On 28 April 1967 the world heavyweight boxing champion Muhammad Ali refused induction into the armed forces at a ceremony in Houston, Texas, citing his Muslim faith and his opposition to the war. He was immediately stripped of his title by boxing's governing bodies, had his passport confiscated, and was convicted on 20 June 1967 of refusing induction; he was sentenced to five years in prison and fined $10,000. Ali remained free on appeal for the three and a half years that followed — years in which he was unable to fight and which covered what would have been the prime of his career. The Supreme Court unanimously overturned his conviction in Clay v. United States (June 1971) on a procedural point. His stance lost him his livelihood in the short term and made him, for a large section of the American public, one of the most recognisable voices against the war.
Among civil rights leaders, the war posed a difficult political choice. Lyndon Johnson had signed the Civil Rights Act of 1964 and the Voting Rights Act of 1965; open criticism of his Vietnam policy risked dividing the civil rights coalition and losing access to the White House. Some leaders — notably Roy Wilkins of the NAACP — therefore kept their public criticism muted. Others did not.

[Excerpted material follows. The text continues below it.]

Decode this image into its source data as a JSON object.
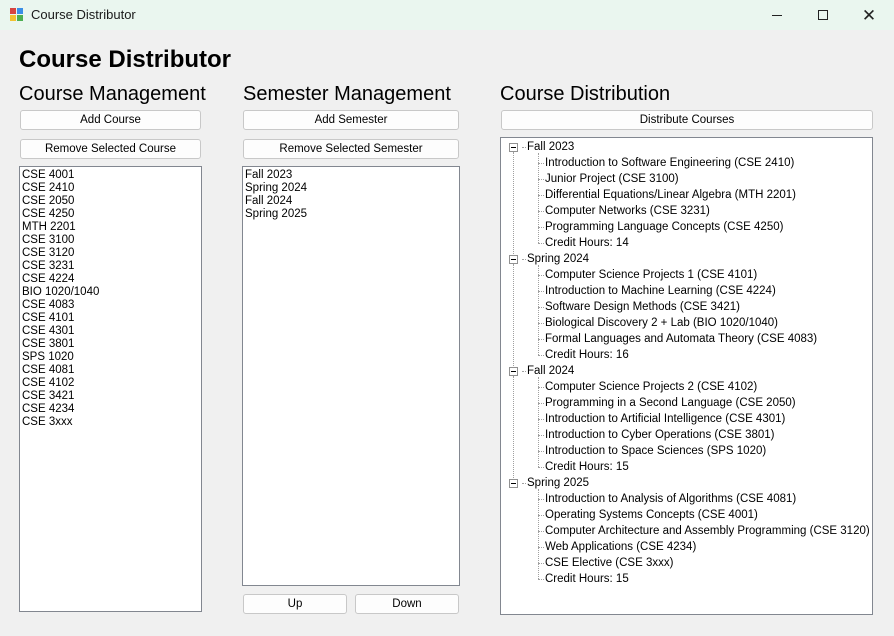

On 4 April 1967, exactly one year before his assassination, Dr Martin Luther King Jr. delivered an address at Riverside Church in New York City titled "Beyond Vietnam: A Time to Break Silence". The speech drew together three arguments against the war. First, the war consumed resources that should have funded the War on Poverty. Second, the war disproportionately drafted and killed poor young Black men. Third, and most sharply, a nation that sent "its sons and brothers and husbands to fight and die in extraordinarily high proportions relative to the rest of the population" could not credibly claim to be defending freedom; King called the United States "the greatest purveyor of violence in the world today".

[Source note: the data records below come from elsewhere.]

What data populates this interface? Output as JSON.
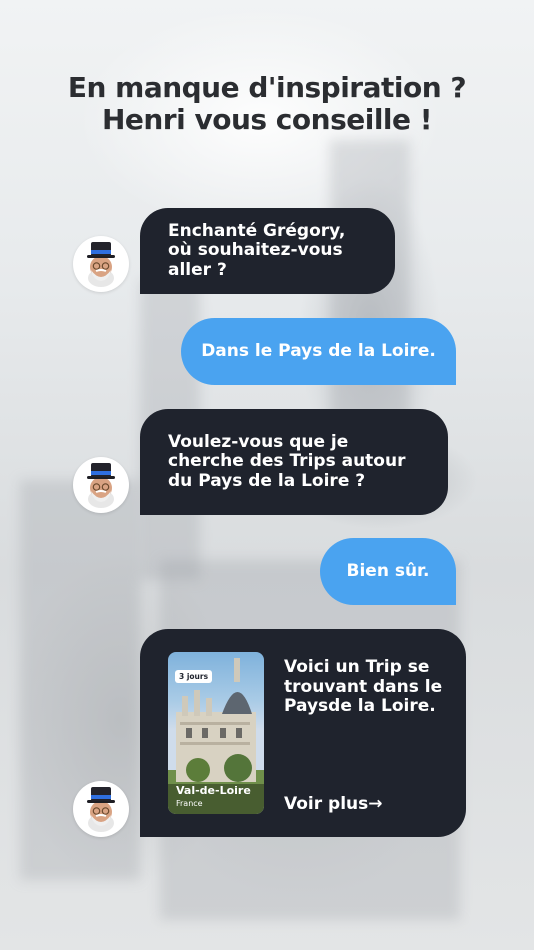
{
  "heading": {
    "line1": "En manque d'inspiration ?",
    "line2": "Henri vous conseille !"
  },
  "messages": [
    {
      "from": "henri",
      "text": "Enchanté Grégory, où souhaitez-vous aller ?"
    },
    {
      "from": "user",
      "text": "Dans le Pays de la Loire."
    },
    {
      "from": "henri",
      "text": "Voulez-vous que je cherche des Trips autour du Pays de la Loire ?"
    },
    {
      "from": "user",
      "text": "Bien sûr."
    },
    {
      "from": "henri",
      "text": "Voici un Trip se trouvant dans le Paysde la Loire."
    }
  ],
  "trip_card": {
    "duration": "3 jours",
    "place": "Val-de-Loire",
    "country": "France"
  },
  "more_link": "Voir plus→",
  "colors": {
    "henri_bubble": "#1f232d",
    "user_bubble": "#4aa3f0",
    "heading": "#2b2d31"
  },
  "icons": {
    "avatar": "henri-avatar-icon",
    "arrow": "arrow-right-icon"
  }
}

The Riverside Church speech cost King substantial support. The Washington Post wrote that he had "diminished his usefulness"; The New York Times called the speech "facile" and "slander". The NAACP board voted 60–0 to disavow the speech. Johnson, who had been a political patron, is reported to have been enraged. The speech is now commonly read, in contrast, as one of the most prescient moral statements of the period.
SNCC, under Stokely Carmichael and, from May 1967, H. Rap Brown, moved into open opposition to the war. The Black Panther Party, founded in October 1966 (see the Black Power lesson), was anti-war from the start.
By the autumn of 1967 the anti-war movement had become a mass phenomenon. On 21 October 1967, approximately 100,000 people marched from the Lincoln Memorial to the Pentagon in what became known as the March on the Pentagon. The image of a young woman placing a carnation in the barrel of a National Guardsman's rifle, photographed by Bernie Boston, became one of the iconic images of the movement.